Ignés de Vilaplana se quedó unos segundos en suspenso, acariciándose su rasposa mejilla que llevaba varios días sin ver la navaja del barbero. Yo aproveché para mirar de soslayo hacia el zaguán, con la conversación había descuidado la vigilancia. La calle estaba solitaria y sumida en una oscuridad que las farolas apenas lograban romper.

—¿Has visto al general?

—Alguna vez de lejos, en su carruaje.

—No me refiero a eso… Digo si has hablado con él.

—No.

—Eso habrá que arreglarlo.

Ambos nos echamos a reír.

—¿Dónde vive aquí en Madrid?

—Un poco más abajo, en la fonda que hay en la calle de los Caños.

—Así que ¿es vecino de esta zona?

—Si quieres llamarlo de ese modo…

Di el último trago a mi cerveza y le pregunté:

—¿Podría decirme quién vive allí? —Señalé la casa donde había entrado Mondéjar.

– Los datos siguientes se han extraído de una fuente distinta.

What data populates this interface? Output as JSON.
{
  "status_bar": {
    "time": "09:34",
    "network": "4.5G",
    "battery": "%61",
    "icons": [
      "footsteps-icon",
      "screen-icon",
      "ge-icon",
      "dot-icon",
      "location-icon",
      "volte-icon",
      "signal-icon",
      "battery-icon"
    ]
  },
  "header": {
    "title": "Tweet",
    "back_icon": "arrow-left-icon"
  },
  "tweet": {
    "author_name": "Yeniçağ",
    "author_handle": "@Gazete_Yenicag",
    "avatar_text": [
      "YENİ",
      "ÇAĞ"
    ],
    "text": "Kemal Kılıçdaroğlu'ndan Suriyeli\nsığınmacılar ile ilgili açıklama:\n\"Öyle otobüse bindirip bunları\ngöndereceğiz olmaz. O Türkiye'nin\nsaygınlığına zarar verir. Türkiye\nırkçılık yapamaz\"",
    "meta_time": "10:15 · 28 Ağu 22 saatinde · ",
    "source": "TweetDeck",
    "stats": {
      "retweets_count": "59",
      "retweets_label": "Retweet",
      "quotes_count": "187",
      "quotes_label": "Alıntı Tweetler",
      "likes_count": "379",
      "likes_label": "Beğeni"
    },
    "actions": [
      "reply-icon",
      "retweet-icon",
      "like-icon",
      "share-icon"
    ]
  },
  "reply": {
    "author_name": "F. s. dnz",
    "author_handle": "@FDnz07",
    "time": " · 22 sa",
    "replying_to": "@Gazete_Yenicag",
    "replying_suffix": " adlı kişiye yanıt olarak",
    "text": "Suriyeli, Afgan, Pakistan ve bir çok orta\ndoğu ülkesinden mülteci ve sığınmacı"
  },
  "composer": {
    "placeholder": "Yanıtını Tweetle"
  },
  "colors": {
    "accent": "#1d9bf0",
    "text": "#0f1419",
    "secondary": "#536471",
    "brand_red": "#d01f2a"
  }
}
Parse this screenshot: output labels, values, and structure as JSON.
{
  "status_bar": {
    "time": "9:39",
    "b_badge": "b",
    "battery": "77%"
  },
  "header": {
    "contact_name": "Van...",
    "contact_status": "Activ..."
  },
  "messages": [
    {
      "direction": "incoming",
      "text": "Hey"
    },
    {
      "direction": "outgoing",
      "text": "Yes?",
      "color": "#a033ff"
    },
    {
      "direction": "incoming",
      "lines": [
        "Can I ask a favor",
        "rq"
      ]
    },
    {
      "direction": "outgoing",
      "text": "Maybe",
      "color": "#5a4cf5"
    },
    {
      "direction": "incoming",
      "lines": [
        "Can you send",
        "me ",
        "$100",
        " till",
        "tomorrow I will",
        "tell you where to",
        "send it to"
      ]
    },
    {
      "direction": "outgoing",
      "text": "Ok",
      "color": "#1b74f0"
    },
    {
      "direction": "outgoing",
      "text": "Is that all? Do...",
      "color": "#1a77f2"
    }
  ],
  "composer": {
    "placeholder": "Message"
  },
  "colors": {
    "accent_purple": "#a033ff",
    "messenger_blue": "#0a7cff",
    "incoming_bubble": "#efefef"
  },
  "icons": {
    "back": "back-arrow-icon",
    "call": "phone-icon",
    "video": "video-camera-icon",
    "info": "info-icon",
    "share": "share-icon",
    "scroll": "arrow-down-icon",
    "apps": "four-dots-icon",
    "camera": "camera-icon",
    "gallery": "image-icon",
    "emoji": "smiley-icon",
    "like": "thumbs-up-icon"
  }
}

En sus labios apuntó una sonrisa maliciosa.

—¿No sabes que casa es ésa?

—Si lo supiera, no preguntaría.

—¡Es el burdel de Patrocinio, Fernandito! ¡Uno de los más celebrados de todo Madrid! —exclamó dándome en la espalda un fuerte golpe que pretendía ser amigable—. Si no te decides a entrar, yo te acompaño. Hay una maña que hace maravillas con las tetas. ¿Qué? ¿Te animas?

Alcé las manos con las palmas extendidas, como si me protegiese de un enemigo invisible. No es que fuera un mojigato, ni que careciese de experiencia en aquellos establecimientos; a los diecisiete años, con otros amigos, entré por primera vez en un prostíbulo de Barcelona. Era una forma de señalar mi mayoría de edad. Luego había repetido en alguna que otra ocasión. También había probado en Madrid. Cerca del periódico había un par de casas de lenocinio. Eran locales de cierto nivel donde se guardaban escrupulosas normas de higiene y un médico visitaba mensualmente a las pupilas para comprobar que estaban sanas y no transmitían enfermedades venéreas. Entre los anuncios que se insertaban en la cuarta página de La Iberia se ofrecían profilácticos y también remedios para la gonorrea y la sífilis a base de vapores de mercurio y tratamientos con azufre, dirigidos por prestigiosos facultativos.

—No, Ignés. No ando buscando refocilarme con una manceba.

—¿Entonces?

Pensé que nada perdía con darle una pista. Me constaba por mi padre que el contrabandista, a pesar de sus actividades delictivas, era hombre de palabra.

—Busco información.

—¿Vas a escribir sobre los burdeles y las putas? —preguntó con una carcajada.

—No, no es eso.

En aquel momento un bulto emergió del portal de la casa de Patrocinio.

—Tengo que marcharme.

El viejo contrabandista se sorprendió al verme marchar de aquella manera y gritó cuando salía por la puerta:

—¡Si necesitas algo, ya sabes dónde encontrarme!

Seguí los pasos de Mondéjar; ahora sus andares me parecían más lentos. Al final de la calle se detuvo y me oculté en el saliente de una puerta. Fue entonces cuando observé un ligero resplandor que me dejó estupefacto.

¡Aquel individuo estaba encendiendo un cigarro y Mondéjar no fumaba!

Recordé una muletilla de tía Ernestina: en la oscuridad todos los gatos son pardos. El embozado que yo seguía no era Crisanto. Salí de mi escondite, ya sin el menor sigilo, y el desconocido fumador se giró, poniéndose en guardia. Los atracos nocturnos a viandantes solitarios estaban a la orden del día. Al ver su rostro, iluminado por la mortecina luz de la farola bajo la que se había detenido, me llevé una sorpresa todavía más grande. En aquel momento habría deseado poder hacerme invisible.